Friday, December 4, 2020

Remainder of TOTS 53rd season in jeopardy

 Tucson Old Timers (TOTS)

60-and-over baseball




There's no quit in the 60-and-over Tucson Old Timers, but it looks like covid-19 may get the last word for a few weeks. The TOTS, an organization that has played through rainstorms, an occasional snow flurry, excessive heat, swirling dust storms...well...you name it.

One time the sprinkling system had a leek, another time it was four below zero. No! Let me back up. Sometimes I get carried away, but you get the idea. It's tough to keep a TOT quarantined. I mean back in March the TOTS shut down for two weeks and they didn't play a game in April. 

It's tough telling a senior citizen anything. I know I'm not only a senior citizen, but I'm a middle-aged TOT. That means I've lived for three quarters of a century.

With the virus swirling across this great country of ours, it is amazing the TOTS are just 28 days away from completing yet another season -- the organization's 53rd to be exact.

The TOTS have kept on plugging, despite canceling their annual luncheon and awards ceremony, while being forced, due to covid-19, to cancel their upcoming Christmas party. Things are really going to get tough if Santa decides to take the year off.

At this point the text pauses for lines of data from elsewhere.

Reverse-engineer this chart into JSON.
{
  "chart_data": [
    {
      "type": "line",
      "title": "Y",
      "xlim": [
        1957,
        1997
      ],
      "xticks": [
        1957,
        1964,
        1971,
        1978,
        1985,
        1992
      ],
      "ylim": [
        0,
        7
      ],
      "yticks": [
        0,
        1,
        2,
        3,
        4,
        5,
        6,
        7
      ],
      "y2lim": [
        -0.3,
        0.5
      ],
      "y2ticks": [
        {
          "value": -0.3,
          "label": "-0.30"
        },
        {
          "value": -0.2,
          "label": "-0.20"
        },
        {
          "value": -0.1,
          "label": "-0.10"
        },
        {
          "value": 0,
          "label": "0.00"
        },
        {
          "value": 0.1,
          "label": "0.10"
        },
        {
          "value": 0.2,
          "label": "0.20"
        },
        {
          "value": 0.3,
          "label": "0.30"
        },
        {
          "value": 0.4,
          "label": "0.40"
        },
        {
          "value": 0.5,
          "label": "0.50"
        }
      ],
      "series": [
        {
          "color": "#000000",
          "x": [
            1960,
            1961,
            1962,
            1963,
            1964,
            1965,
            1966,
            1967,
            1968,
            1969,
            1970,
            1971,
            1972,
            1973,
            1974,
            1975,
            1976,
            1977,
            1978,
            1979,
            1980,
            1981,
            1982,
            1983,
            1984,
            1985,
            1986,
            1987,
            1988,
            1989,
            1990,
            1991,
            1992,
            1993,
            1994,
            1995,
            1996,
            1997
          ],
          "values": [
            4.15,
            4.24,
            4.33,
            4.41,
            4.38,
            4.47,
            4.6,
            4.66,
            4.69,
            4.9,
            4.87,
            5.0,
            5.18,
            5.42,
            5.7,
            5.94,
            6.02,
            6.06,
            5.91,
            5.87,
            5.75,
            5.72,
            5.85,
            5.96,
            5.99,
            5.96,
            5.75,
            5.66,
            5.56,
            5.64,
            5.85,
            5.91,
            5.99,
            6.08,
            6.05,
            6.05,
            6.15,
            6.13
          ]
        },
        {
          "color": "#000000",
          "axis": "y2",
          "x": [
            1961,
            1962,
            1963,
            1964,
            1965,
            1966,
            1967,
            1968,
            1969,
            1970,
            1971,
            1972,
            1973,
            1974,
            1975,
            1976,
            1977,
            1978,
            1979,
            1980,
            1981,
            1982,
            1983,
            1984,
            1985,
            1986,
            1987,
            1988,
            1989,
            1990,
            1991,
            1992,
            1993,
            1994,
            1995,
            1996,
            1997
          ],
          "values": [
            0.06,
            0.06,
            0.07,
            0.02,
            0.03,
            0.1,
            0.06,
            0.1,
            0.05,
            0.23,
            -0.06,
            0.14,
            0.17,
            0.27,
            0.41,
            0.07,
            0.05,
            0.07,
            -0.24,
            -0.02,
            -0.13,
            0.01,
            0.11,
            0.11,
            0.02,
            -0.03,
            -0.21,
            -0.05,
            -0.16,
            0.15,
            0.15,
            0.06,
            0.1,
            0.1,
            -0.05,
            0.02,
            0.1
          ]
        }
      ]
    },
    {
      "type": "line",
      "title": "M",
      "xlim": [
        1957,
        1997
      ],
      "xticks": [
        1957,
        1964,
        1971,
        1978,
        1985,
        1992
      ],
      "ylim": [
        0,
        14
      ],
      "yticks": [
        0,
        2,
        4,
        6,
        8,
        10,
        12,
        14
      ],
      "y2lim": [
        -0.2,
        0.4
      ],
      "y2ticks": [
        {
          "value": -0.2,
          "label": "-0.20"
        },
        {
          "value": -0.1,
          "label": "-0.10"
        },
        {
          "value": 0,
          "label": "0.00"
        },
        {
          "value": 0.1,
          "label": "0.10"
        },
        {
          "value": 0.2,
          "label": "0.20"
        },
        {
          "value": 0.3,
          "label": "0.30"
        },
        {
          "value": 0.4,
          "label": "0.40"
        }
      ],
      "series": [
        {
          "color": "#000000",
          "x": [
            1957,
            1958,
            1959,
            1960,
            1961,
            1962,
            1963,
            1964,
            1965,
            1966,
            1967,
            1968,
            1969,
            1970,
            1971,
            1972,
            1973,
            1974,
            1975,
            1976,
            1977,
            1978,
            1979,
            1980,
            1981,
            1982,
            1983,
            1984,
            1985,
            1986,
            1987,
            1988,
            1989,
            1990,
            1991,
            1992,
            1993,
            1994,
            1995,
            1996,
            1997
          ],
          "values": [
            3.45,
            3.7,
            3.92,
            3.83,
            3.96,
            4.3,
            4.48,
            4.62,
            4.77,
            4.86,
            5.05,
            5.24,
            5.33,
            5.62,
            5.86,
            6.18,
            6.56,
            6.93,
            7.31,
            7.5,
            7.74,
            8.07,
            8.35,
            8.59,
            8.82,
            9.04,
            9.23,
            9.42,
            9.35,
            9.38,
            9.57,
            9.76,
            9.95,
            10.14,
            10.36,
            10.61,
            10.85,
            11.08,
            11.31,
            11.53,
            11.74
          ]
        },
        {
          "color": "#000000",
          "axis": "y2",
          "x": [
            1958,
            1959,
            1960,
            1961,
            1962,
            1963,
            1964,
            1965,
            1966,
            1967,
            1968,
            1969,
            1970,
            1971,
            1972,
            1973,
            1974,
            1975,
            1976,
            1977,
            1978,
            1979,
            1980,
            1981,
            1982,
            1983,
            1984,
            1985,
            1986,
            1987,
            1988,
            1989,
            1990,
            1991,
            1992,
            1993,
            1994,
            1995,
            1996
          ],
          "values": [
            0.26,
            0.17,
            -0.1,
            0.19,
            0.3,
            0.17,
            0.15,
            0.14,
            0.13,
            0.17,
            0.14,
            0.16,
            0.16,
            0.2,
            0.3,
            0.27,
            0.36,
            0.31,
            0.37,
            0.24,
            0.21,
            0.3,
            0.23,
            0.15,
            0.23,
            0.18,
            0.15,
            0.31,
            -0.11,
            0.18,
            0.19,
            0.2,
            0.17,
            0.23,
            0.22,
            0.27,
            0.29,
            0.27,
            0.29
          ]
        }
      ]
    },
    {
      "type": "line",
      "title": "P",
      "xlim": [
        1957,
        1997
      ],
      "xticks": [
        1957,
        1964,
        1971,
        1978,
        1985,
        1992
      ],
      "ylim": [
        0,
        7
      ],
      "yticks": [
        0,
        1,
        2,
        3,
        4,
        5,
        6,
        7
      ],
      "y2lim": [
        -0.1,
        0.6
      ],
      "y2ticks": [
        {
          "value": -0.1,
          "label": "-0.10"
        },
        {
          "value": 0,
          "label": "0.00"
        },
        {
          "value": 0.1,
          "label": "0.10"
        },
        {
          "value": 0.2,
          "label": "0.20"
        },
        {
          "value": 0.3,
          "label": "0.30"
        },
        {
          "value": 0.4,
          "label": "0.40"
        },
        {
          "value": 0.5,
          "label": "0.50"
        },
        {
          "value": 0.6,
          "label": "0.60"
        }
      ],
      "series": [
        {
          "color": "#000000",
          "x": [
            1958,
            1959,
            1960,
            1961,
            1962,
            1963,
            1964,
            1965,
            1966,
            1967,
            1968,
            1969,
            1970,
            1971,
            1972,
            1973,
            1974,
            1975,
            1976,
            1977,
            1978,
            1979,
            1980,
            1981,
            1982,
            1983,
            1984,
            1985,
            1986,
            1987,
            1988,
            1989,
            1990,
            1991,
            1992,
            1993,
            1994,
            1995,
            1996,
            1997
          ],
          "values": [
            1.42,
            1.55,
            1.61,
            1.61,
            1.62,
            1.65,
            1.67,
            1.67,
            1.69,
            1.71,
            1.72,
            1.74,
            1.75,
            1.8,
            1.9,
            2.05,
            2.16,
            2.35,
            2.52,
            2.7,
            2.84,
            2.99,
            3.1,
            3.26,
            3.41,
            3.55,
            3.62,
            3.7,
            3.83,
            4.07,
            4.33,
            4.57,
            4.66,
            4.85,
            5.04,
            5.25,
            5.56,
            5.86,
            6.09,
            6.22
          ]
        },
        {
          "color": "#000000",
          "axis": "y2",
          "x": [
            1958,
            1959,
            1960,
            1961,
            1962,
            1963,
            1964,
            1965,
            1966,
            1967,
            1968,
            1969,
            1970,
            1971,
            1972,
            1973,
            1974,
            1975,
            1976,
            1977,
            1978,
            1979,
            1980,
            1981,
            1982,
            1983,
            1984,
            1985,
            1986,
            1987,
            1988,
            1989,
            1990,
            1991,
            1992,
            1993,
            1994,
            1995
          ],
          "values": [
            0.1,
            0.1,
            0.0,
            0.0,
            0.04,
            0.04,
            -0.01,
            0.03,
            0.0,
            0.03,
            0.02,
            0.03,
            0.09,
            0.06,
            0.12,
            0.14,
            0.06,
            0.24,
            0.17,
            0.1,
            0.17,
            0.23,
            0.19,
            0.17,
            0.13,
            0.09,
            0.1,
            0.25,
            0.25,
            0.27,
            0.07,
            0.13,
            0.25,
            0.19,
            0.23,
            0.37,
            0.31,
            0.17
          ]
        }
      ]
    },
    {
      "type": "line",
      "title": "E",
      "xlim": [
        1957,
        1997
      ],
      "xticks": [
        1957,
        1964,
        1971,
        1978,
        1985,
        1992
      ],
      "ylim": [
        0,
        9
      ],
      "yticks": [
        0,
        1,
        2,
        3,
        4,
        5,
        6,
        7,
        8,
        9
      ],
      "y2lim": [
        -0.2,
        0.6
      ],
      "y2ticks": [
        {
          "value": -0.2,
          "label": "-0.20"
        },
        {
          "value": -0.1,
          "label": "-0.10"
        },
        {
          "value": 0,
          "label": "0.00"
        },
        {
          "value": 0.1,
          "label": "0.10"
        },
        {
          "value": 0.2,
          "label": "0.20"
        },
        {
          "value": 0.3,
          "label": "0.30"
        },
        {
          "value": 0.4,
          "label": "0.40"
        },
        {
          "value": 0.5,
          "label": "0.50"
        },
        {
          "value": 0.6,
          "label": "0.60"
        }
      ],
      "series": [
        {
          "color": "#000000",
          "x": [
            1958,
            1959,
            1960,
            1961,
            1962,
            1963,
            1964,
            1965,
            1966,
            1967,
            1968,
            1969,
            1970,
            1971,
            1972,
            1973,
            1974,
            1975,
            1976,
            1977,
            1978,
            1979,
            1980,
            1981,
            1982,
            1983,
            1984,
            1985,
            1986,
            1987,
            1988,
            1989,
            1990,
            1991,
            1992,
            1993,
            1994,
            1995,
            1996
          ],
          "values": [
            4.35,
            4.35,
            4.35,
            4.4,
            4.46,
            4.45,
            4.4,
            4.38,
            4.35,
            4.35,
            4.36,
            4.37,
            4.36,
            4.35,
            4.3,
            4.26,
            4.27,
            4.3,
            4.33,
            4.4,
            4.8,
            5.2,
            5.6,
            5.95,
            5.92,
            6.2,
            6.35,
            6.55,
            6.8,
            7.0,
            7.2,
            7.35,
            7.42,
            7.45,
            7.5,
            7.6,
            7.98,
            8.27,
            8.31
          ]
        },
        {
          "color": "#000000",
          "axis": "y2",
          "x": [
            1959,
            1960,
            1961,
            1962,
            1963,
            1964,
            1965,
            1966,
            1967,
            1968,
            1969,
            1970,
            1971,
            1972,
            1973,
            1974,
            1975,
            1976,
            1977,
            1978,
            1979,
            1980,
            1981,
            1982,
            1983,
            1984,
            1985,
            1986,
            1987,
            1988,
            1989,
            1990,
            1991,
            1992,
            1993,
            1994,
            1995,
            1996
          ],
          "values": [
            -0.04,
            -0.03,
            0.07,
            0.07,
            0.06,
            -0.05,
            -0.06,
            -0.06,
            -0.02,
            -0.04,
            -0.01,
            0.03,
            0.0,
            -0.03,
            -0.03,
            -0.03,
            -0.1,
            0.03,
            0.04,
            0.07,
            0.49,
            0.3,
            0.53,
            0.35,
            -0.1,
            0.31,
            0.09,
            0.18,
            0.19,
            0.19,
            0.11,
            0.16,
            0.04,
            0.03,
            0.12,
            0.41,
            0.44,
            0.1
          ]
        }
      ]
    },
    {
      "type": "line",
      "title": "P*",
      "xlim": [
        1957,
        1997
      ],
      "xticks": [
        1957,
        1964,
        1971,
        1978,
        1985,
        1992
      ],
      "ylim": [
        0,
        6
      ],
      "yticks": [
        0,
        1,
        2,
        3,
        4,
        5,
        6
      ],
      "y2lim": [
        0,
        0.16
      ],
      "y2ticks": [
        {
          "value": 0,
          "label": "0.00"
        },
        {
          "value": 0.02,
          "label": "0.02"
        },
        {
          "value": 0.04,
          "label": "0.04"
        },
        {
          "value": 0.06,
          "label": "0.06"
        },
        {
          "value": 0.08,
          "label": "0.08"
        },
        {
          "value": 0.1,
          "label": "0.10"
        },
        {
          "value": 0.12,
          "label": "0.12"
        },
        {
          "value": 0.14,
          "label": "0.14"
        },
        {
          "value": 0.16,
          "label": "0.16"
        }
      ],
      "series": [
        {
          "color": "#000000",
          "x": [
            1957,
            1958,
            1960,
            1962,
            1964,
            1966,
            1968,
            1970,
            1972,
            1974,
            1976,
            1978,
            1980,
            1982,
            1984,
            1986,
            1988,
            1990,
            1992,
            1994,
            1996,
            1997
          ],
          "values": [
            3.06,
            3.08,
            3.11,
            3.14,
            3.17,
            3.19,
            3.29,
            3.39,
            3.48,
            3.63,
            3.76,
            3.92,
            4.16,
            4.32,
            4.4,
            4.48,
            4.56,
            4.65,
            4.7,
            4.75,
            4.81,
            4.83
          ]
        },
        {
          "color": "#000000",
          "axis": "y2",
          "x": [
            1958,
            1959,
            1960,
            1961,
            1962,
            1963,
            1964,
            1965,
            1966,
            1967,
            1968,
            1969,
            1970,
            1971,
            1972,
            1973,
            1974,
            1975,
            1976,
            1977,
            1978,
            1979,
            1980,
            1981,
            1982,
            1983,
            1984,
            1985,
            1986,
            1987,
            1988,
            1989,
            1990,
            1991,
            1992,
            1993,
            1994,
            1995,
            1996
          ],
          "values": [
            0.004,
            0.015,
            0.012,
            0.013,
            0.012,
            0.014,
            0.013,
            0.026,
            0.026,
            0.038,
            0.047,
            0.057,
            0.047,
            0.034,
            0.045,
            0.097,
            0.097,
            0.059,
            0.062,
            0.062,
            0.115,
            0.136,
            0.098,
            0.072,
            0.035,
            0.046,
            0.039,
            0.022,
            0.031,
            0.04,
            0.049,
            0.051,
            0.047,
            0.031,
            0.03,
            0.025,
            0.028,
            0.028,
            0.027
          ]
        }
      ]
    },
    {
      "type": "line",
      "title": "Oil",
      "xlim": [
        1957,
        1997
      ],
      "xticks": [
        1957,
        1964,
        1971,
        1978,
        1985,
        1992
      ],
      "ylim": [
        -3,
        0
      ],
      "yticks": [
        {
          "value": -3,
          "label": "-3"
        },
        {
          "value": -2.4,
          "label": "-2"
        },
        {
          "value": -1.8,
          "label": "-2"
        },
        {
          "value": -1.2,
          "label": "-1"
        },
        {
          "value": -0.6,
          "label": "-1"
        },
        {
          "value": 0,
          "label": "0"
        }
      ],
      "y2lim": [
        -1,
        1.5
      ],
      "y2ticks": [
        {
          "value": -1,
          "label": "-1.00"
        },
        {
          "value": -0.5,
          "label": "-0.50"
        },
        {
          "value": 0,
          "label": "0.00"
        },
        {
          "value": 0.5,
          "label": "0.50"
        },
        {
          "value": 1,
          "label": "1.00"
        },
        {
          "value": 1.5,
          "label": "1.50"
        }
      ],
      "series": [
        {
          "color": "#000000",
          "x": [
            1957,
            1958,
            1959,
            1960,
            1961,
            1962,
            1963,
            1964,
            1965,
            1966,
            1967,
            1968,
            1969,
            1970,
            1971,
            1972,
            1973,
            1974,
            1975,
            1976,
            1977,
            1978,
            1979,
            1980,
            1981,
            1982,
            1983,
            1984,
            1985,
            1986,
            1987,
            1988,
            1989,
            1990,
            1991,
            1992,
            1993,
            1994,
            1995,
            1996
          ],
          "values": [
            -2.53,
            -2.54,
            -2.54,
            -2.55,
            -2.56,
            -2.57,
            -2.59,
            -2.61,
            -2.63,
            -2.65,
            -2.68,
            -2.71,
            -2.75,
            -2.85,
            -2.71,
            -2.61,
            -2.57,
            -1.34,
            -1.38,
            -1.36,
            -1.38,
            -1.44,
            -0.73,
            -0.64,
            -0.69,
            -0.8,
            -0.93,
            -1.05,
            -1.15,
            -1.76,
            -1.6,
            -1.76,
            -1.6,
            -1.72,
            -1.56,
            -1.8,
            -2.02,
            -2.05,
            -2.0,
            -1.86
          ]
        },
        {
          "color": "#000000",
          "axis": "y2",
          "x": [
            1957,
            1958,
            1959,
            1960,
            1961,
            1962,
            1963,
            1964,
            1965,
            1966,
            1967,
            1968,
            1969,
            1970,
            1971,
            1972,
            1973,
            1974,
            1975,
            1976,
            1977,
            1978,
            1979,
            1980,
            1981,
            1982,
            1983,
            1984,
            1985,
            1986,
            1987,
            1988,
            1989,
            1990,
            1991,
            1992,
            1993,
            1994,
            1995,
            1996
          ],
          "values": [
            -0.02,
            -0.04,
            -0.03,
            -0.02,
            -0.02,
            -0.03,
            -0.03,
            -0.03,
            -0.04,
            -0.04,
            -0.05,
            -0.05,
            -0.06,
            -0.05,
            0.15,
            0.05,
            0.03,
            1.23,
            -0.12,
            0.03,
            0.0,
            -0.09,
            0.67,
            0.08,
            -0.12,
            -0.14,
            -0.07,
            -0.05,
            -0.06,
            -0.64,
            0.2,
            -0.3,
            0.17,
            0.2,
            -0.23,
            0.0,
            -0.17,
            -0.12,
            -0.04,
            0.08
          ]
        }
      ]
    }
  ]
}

Of course, covid-19 is no joking matter. Forget politics. Let's just beat this thing and return to life as we know it. I mean for a diehard baseball fan another year without spring training, another shortened Major League season, no Williamsport for the youngsters, no baseball at the parks, leaving us with nothing more than a few leaves rolling aimlessly across our TOTS' home field at Udall Park.

Normally, we have close to 150 games at Udall Park, if you include not only the TOTS schedule, but the  Tucson Aces, a team made up mostly of the younger set from the TOTS. The Aces take on the other two 60-and-over teams in the city -- the Arizona Rattlers and the Old Pueblo Club.

The TOTS and the Aces have played close to 80 games this season. A few players ventured north to Phoenix in October to play in the 33rd annual Men's Senior Baseball League World Series. Normally 330 teams and 5,000 players are on hand for the prestigious amateur tournament -- including teams from Australia, Canada and the Virgin Islands. This year only 202 teams participated.

The bad news for the TOTS is the fact two members of the team have tested positive for the covid-19 virus. The TOTS battled through eleven months virus-free. The TOTS all adhered to the safety precautions ...wore mask, stayed six feet apart, used sanitizer...even separated the home team from the visiting team by using both dugouts...normally one dugout would be sufficient. After all, part of being a TOT is the ability to communicate, joke around...and tell a story or two...some true, some not.

The TOTS may take the rest of December off or maybe just a couple of weeks. The jury is still out as the committee will take a poll of sorts to gather enough information to make a uniformed decision.

As of today, there's a curfew from 10 p.m. to 5 a.m. Luckily, the TOTS only play in the early mornings. Since most old-timers are up with the birds anyway, it has worked out pretty well for 53 years.

But this is 2020. A year we'll soon be rid of.